Asteroseismic modelling of the solar-like star $\beta$ Hydri

TL;DR

This study models the subgiant star $eta$ Hydri using seismic data, computing stellar evolutionary tracks and oscillation frequencies, and applying empirical surface corrections to match observed frequencies.

Contribution

It provides a detailed asteroseismic model of $eta$ Hydri, incorporating helium diffusion effects and surface correction methods, improving frequency fit accuracy.

Findings

Good fit for $l$=0 and $l$=2 frequencies after correction.

Strong agreement for $l$=1 mode frequencies.

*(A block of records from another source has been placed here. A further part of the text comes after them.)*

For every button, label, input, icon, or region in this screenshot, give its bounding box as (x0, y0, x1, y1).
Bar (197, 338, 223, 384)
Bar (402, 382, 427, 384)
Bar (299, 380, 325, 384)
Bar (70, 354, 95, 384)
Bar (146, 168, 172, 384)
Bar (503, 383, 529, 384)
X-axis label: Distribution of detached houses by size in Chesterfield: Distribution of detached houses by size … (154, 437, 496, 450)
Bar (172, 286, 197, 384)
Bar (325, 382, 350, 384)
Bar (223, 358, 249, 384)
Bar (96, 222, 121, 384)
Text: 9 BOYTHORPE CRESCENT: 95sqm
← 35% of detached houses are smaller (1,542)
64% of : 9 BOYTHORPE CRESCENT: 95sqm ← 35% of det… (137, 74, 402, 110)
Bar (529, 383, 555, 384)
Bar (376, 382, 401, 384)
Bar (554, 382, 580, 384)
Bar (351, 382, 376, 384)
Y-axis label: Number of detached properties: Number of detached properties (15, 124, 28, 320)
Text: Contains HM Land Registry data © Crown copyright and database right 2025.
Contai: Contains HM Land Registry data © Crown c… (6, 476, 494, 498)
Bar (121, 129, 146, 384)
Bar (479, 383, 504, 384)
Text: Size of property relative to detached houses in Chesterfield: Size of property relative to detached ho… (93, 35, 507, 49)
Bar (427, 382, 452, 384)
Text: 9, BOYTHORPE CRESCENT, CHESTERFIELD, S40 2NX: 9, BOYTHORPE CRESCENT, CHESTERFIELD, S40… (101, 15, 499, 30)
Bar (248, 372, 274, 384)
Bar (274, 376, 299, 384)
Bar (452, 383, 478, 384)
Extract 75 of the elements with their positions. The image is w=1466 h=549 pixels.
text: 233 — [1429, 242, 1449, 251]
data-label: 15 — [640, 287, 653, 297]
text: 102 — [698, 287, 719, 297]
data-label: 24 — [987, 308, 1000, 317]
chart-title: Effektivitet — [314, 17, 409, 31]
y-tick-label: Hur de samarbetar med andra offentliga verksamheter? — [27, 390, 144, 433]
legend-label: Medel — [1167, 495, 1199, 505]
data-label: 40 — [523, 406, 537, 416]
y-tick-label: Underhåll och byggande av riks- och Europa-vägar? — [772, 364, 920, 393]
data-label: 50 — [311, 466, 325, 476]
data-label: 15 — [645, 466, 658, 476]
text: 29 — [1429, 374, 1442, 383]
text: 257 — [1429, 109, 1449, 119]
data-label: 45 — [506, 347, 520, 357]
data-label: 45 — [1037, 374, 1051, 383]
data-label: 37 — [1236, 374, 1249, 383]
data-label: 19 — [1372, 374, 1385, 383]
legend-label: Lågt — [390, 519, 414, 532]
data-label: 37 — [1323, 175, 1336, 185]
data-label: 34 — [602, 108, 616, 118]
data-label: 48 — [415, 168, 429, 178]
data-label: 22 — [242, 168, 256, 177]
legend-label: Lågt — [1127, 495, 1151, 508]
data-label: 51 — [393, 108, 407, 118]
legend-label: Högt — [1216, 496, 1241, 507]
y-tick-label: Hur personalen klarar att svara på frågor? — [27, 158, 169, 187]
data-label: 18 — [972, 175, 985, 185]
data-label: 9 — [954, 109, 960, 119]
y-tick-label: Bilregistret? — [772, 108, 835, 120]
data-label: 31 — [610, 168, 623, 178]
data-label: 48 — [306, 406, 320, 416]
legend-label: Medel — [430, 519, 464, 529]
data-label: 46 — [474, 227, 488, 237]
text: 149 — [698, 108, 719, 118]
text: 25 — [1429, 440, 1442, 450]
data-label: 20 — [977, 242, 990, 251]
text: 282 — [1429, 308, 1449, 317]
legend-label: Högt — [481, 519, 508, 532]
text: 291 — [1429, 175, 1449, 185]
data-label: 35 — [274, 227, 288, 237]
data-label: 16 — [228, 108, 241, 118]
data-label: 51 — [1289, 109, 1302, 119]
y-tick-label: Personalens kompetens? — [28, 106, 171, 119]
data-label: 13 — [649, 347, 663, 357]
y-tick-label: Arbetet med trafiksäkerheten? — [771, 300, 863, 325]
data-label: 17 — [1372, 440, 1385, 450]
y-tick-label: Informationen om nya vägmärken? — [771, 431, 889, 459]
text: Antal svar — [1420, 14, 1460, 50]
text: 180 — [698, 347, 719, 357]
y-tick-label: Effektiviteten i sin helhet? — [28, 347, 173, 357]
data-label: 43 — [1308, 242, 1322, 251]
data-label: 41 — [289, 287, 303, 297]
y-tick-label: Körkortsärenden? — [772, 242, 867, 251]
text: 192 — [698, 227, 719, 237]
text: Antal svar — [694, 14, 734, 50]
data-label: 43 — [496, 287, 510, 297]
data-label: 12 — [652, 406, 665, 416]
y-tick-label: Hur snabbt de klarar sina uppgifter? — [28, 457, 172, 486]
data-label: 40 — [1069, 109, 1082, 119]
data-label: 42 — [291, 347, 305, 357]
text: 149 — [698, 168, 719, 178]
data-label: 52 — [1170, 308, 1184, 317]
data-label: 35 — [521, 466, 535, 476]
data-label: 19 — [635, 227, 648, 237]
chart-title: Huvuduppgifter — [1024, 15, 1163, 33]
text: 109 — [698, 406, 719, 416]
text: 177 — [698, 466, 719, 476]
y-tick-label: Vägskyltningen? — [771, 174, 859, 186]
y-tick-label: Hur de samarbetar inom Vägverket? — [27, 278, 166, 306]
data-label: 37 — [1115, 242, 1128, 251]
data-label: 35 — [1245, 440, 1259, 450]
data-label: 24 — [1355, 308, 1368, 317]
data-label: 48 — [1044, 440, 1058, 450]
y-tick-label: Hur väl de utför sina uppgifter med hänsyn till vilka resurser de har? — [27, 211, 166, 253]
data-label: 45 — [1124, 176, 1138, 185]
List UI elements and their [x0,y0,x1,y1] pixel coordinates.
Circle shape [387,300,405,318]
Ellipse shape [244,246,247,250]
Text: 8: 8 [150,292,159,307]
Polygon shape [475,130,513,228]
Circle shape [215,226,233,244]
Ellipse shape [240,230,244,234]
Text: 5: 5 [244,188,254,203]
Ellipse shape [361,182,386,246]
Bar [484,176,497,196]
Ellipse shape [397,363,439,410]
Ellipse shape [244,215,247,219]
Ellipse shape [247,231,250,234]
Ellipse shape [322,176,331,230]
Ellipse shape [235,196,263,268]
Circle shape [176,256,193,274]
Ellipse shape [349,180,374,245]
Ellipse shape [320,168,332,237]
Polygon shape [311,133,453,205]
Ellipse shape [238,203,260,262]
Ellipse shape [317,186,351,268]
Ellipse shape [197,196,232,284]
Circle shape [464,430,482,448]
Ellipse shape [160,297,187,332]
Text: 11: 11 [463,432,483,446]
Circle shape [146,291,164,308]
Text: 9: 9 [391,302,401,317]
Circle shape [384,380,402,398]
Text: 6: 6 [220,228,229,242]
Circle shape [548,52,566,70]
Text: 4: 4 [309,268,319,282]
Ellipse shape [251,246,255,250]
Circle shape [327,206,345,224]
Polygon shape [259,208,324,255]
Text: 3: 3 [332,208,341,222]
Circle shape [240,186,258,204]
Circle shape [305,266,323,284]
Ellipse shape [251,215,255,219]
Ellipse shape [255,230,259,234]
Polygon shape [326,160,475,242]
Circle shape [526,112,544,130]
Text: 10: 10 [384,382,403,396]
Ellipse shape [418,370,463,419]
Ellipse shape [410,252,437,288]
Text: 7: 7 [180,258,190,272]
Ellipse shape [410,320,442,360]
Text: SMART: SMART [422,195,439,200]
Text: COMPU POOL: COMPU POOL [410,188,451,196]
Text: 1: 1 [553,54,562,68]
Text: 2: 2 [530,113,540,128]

Room for improvement in fitting mixed modes.

Abstract

We present the results of modelling the subgiant star $\beta$ Hydri using the seismic observational constraints. We have computed several grids of stellar evolutionary tracks using Aarhus STellar Evolution Code (ASTEC, Christensen-Dalsgaard, 2008a), with and without helium diffusion and settling. For those models on each track that are located at the observationally determined position of $\beta$ Hydri in the HR diagram, we have calculated the oscillation frequencies using Aarhus adiabatic pulsation package (ADIPLS, Christensen-Dalsgaard, 2008b). Applying the near-surface corrections to the calculated frequencies using the empirical law presented by Kjeldsen et al. (2008), we have compared the corrected model frequencies with the observed frequencies of the star. We show that after correcting the frequencies for the near-surface effects, we have a fairly good fit for both $l$=0 and $l$=2 frequencies. We also have good agreement between the observed and calculated $l$=1 mode frequencies although there is room for improvement in order to fit all the observed mixed modes simultaneously.